Le confinement dû à la pandémie de la Covid-19 a conforté cette conversion écologique et a renforcé la légitimité des écovillages où l’on veut cohabiter pour trouver un lien entre l’homme et la nature dans la lecture du Texte Sacré. De fait, toujours plus de jeunes s’installent dans des écohameaux – parfois avec des emplois qu’ils peuvent poursuivre en télétravail – pour mettre en acte une transition écologique et un nouveau dynamisme social. Certains sont des athées écoresponsables, d’autres des hindouistes végétariens, des permaculteurs musulmans ou des chrétiens adeptes de la « décroissance ». L’implantation de nombreux néoruraux en oasis spirituelles a des motivations variées : la quête de sens, le refus de faire tourner une économie capitaliste et la nécessité d’offrir aux enfants une éducation immersive écologique, religieuse et souvent linguistique.
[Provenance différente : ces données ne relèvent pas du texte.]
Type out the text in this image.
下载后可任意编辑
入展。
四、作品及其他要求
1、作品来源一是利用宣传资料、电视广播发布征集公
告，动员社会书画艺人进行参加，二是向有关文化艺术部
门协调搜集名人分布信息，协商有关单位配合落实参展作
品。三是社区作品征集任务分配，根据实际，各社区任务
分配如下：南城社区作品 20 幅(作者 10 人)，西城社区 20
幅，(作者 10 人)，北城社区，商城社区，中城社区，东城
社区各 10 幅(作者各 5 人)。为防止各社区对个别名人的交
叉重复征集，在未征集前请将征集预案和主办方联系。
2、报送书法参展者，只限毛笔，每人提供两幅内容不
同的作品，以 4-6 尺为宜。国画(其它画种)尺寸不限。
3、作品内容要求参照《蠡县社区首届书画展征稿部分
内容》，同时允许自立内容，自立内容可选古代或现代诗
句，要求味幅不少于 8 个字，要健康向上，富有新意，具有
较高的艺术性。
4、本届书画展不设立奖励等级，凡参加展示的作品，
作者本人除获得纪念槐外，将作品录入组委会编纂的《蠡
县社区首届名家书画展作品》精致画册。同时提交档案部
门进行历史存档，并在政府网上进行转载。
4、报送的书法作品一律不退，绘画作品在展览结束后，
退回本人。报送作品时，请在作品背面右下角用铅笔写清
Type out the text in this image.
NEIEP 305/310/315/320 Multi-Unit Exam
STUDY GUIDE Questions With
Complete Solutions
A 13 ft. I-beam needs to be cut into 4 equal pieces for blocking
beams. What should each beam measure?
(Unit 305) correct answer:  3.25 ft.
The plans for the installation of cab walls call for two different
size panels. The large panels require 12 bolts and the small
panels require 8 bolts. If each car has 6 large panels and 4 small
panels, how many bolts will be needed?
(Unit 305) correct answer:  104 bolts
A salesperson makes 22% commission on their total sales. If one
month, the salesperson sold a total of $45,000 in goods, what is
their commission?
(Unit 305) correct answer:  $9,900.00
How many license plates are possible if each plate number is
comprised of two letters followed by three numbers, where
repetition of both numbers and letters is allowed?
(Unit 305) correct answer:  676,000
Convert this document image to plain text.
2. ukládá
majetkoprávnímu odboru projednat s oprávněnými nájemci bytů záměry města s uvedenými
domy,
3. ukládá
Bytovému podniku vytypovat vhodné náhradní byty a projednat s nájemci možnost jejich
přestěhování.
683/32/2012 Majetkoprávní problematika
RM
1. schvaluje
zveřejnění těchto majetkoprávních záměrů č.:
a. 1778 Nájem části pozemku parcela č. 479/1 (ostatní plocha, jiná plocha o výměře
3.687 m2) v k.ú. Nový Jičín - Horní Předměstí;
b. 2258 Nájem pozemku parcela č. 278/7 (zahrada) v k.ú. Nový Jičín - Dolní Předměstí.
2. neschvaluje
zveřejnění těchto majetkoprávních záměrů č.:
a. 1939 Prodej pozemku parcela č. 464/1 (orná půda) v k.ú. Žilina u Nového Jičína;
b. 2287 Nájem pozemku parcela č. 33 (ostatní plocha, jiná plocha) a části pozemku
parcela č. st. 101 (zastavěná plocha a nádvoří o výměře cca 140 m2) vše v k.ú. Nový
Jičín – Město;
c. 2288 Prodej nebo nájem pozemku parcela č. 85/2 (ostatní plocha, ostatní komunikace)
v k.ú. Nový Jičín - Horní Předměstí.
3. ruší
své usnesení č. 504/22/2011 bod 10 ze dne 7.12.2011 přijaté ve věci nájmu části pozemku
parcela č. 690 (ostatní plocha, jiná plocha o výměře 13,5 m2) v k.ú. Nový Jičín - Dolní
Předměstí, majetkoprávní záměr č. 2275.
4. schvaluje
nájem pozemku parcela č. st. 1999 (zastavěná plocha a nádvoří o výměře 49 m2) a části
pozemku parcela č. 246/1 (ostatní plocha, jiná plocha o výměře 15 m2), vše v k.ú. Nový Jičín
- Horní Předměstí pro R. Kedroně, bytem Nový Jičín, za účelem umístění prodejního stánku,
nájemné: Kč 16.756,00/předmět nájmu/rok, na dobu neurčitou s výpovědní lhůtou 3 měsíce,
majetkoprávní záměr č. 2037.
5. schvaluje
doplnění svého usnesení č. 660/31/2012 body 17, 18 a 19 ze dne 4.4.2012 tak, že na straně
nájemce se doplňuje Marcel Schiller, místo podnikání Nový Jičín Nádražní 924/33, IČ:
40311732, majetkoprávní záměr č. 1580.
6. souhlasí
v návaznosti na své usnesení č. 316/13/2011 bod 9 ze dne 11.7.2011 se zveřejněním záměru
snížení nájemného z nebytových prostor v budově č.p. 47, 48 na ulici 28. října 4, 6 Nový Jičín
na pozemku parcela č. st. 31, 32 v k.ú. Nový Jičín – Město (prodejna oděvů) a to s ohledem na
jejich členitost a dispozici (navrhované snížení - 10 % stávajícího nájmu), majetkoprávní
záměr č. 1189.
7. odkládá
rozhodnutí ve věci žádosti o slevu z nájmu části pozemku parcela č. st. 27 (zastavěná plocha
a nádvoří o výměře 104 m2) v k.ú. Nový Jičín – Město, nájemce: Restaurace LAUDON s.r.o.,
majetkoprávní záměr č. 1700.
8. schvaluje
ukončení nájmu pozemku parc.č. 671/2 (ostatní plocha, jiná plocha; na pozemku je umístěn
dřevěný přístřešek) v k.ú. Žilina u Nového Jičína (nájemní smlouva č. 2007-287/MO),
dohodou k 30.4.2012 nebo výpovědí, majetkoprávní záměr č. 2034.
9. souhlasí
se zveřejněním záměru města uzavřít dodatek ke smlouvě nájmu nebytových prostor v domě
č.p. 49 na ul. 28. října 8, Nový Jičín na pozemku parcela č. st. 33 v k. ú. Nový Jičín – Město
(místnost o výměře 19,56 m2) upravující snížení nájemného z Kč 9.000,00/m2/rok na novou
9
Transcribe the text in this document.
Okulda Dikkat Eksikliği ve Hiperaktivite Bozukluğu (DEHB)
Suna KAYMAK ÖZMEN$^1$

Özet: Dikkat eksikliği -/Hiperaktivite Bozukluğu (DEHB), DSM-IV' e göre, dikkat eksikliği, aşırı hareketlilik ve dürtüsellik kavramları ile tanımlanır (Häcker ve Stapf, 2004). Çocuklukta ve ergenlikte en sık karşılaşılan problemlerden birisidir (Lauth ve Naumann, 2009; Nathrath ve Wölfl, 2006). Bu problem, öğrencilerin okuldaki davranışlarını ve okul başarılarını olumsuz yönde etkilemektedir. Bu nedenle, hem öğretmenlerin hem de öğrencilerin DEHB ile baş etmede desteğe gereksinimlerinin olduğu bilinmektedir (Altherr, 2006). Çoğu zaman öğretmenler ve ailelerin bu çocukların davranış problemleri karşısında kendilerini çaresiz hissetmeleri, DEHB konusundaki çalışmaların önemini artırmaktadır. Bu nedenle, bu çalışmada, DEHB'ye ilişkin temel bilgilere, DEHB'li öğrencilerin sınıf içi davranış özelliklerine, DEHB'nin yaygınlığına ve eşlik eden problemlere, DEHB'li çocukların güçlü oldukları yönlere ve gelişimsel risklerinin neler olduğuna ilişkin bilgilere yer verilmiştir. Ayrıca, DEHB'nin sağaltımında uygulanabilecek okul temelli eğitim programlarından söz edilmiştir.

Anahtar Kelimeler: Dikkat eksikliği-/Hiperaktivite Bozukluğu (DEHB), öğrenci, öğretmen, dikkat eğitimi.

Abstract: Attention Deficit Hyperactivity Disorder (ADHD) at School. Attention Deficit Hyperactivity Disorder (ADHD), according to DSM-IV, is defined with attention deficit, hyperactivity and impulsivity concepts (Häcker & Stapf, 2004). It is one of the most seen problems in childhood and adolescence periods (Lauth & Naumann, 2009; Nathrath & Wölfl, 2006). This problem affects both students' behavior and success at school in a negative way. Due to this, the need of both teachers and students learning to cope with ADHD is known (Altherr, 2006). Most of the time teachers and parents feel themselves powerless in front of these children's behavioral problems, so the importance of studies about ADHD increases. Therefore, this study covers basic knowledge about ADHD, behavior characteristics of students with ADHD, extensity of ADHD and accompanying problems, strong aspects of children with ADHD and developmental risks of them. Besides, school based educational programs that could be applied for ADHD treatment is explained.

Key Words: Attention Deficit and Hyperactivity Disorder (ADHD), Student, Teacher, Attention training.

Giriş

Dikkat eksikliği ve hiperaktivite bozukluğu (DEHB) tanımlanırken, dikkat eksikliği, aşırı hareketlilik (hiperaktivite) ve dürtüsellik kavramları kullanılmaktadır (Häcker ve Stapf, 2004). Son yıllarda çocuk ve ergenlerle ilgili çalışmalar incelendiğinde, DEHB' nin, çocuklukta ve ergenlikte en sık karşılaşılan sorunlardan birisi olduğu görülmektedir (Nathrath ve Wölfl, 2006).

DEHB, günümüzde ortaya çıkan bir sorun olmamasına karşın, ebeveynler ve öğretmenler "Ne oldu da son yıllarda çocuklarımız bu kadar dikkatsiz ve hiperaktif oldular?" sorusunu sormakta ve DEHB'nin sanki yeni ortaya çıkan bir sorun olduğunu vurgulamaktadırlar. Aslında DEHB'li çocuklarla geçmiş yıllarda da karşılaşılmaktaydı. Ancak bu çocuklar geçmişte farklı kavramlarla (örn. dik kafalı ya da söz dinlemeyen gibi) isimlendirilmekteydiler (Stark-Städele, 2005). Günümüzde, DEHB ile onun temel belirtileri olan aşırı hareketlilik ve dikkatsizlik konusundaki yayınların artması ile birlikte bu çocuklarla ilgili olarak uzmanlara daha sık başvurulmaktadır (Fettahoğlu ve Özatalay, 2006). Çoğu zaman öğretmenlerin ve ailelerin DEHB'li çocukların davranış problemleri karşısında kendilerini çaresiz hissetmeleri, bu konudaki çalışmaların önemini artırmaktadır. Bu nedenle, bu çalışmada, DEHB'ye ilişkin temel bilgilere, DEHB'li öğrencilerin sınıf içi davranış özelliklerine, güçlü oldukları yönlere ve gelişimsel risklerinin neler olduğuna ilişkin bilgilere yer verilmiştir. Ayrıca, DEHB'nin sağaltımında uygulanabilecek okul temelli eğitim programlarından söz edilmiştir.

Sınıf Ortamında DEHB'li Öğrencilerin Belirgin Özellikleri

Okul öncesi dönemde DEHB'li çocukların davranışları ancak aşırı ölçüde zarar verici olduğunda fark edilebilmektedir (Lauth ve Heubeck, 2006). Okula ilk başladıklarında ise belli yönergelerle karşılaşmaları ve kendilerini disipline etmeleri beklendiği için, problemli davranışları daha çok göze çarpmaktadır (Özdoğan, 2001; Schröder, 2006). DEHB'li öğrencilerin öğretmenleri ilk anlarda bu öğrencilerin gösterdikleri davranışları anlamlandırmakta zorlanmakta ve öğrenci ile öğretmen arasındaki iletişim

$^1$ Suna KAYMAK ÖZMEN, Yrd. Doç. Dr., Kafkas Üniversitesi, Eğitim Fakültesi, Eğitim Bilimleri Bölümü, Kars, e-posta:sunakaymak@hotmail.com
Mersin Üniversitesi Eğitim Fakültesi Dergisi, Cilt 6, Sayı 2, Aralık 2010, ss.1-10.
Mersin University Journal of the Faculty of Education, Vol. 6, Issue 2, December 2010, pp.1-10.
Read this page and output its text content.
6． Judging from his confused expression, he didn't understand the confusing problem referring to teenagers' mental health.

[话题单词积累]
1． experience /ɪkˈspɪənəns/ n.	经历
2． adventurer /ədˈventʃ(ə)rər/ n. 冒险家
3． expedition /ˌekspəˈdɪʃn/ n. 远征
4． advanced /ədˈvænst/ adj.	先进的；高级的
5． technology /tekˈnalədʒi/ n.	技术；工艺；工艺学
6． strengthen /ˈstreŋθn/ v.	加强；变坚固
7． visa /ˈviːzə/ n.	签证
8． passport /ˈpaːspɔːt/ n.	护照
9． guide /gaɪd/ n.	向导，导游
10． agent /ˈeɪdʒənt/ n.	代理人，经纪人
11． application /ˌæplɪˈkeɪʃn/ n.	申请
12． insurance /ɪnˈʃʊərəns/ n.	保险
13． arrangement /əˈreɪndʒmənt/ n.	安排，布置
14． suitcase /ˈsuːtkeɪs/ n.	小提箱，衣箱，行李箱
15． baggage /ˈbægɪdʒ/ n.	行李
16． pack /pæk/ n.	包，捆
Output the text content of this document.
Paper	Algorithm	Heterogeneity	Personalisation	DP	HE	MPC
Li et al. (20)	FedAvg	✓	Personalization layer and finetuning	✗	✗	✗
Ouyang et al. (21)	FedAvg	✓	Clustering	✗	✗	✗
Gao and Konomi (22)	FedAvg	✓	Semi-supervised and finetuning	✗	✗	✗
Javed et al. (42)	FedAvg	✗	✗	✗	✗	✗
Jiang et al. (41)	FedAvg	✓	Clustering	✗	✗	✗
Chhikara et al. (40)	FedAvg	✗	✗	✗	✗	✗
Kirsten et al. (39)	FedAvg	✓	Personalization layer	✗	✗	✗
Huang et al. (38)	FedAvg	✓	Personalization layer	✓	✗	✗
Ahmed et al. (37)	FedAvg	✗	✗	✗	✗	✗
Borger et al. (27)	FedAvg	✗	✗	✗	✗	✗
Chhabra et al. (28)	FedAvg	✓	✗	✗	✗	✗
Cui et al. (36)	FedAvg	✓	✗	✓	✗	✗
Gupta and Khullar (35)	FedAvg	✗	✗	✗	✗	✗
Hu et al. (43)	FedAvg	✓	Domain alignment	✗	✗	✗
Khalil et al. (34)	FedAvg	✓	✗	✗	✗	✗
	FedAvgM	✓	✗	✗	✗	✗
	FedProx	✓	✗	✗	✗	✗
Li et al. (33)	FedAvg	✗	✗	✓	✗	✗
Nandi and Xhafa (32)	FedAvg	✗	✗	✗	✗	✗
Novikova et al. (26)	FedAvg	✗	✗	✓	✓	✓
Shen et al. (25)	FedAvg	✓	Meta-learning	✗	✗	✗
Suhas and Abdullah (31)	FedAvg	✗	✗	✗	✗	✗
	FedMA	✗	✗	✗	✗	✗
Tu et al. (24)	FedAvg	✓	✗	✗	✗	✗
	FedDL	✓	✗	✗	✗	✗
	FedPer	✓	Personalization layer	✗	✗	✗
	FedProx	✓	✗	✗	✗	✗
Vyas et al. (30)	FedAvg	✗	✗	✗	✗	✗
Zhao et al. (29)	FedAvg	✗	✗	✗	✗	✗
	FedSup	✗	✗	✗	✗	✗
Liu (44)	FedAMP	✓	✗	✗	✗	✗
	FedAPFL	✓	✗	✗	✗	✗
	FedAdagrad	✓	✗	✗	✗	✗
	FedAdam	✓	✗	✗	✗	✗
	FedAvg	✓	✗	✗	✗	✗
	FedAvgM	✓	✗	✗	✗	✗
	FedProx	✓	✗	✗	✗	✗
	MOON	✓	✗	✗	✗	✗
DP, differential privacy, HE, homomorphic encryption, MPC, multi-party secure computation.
En effet, le « retour à la terre » est lié au « retour aux sources » et, sur la base de ce principe, une partie des Français.e.s musulman.e.s ont été inspirés par les projets de construire un habitat consacré à la permaculture. Dans ce double cheminent de conversion, certains musulmans se sensibilisent aux thématiques environnementales et défendent ainsi la nécessité de passer d’un régime carné à un régime végétarien, dont ils puisent la justification dans l’éthique de l’islam. À titre d’exemple, l’abattage rituel musulman commence à être perçu comme un acte d’égorgement inacceptable pour le respect des animaux et a été stigmatisé comme la manifestation d’une « barbarie ».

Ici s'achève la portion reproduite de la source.